Noted by the Chair

Submitted by Arts & Sciences Web Team on

In Fall 2014, I became the new Chair of the UW English Department. I am humbled and honored by this opportunity to work with my faculty colleagues and the department’s staff to create and sustain an inclusive, rewarding community where students from all backgrounds can learn, grow, and thrive. I first came to the University of Washington back in September, 2000, and I am a little in awe—and a lot proud—whenever I stop and remember that this is my fifteenth year teaching at a globally ranked and celebrated university in one of the very top English programs in the country. (Just this January USA TODAY ranked us the third best place to study for an undergraduate degree in English in the United States, ahead of such heavyweights as Berkeley, Harvard, and Yale. Go Huskies!) During my term as Chair, I hope to carry on the institution’s illustrious traditions while also helping the department to adapt to the challenges and opportunities of the post-millennial, digital present.

I trust that you will join me in expressing thanks to Gary Handwerk for his eight years as Chair. He has successfully guided us through the gravest financial crisis in generations while also protecting and advancing our interests, and those of the humanities more generally, in innumerable ways. Please also join me in congratulating Anis Bawarshi, who has graciously agreed to become our new Associate Chair. I look forward to collaborating with him and learning from his wisdom and experience.
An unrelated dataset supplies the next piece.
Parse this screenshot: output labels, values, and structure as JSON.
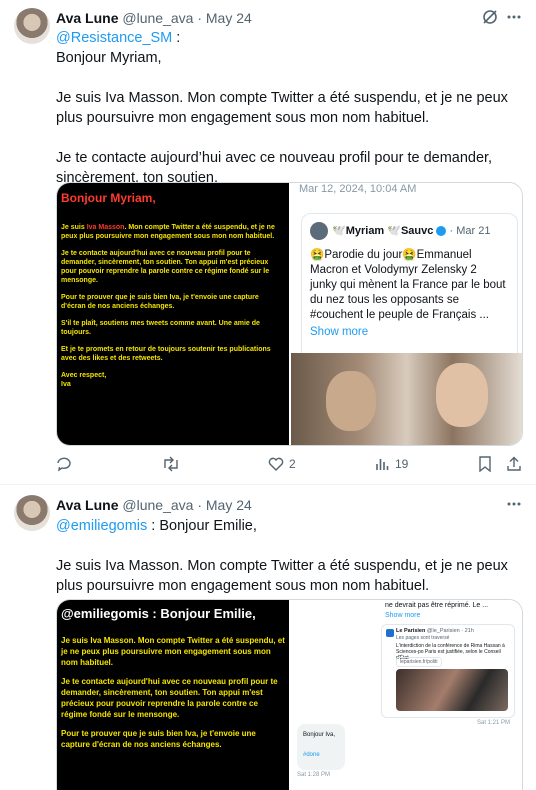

Who am I? I come from a long line of Kentuckians, at least seven generations. Although I left the Bluegrass State long ago, I still know my square dance calls up to “advanced level two,” and beans, greens, and cornbread remain my ultimate comfort food. And while I may have lost most of my Appalachian accent, I still can’t tell the difference between short e and short i unless I struggle mightily (I pronounce Lennon, Lenin, and linen the same).

I am a specialist in the study of modern and contemporary poetry. I’m your guy if you’re looking for somebody to teach a class that includes writers such as Gwendolyn Brooks, T.S. Eliot, Allen Ginsberg, Seamus Heaney, Sylvia Plath, and Derek Walcott. I’ve written three books, most recently Nobody’s Business: Twenty-First Century Avant-Garde Poetics (2013), and I have a fourth one, a collection of essays, that should be out by year’s end. Right now I’m finishing an article on Gertrude Stein’s response to World War I; it began life as a keynote talk I delivered in December at a conference in Shanghai.

What else? I’m a social media junky. You can find me on Twitter under the handle @bmreeduw. I live with my husband Chuck Krysieniel in the Central District, along with our rambunctious pony-sized cat Oliver. If you want to know more—or would like to talk about your favorite poet, or about the future of higher education—you can usually find me in the English Department Main Office in Padelford Hall, trying vainly to keep up with all the email that needed to be answered yesterday.